'American Gangster's' Greensboro roots
The past weekend's box office champion was the Ridley Scott-directed "American Gangster," which whacked Jerry Seinfield's "Bee Movie" at the box office with $43.6 million in ticket sales.
Starring Denzel Washington and Russell Crowe, the movie chronicles the rise and fall of Greensboro native Frank Lucas, who built a crime empire based on heroin sales.
Washington plays Lucas and Crowe his police nemesis.
The key to Lucas's success:He sells a higher-quality "product" -- which he gives a brand name -- for less by eliminating the middle man and dealing directly with overseas suppliers.
Both men follow strict codes of honor -- Crowe as a good cop who is ostracized by other cops for refusing to become corrupt and Washington as an ingenious criminal mastermind who gives out Thanksgiving turkeys to the community even as he pumps heroin into the black community.
There is, as I recall, one scene set in Greensboro in the movie, though it obviously wasn't shot here.
As for my assessment of the movie, the first two acts are excellent. The third fizzled for me.

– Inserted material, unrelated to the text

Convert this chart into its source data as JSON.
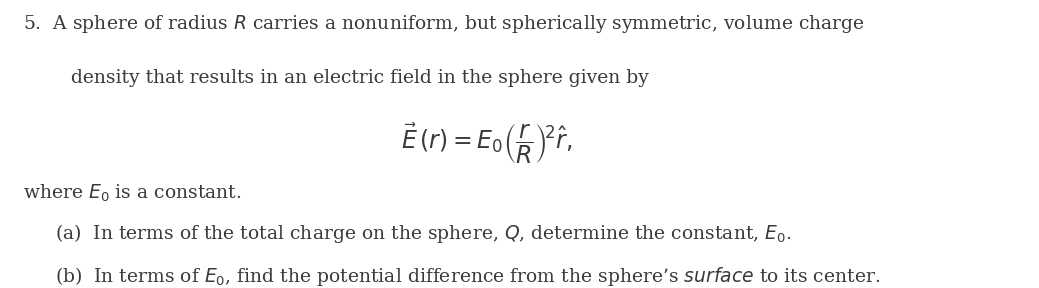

Still, it is well-made, very well-acted and entertaining.
One wonders what might have happened if Lucas had directed his genius as a businessman to legal enterprises.
Update/correction: The movie apparently got Frank Lucas's hometown wrong. He's from LaGrange, N.C., near GOLDSboro. Same state, different color. Thanks to JR and Susan Ladd for pointing that out.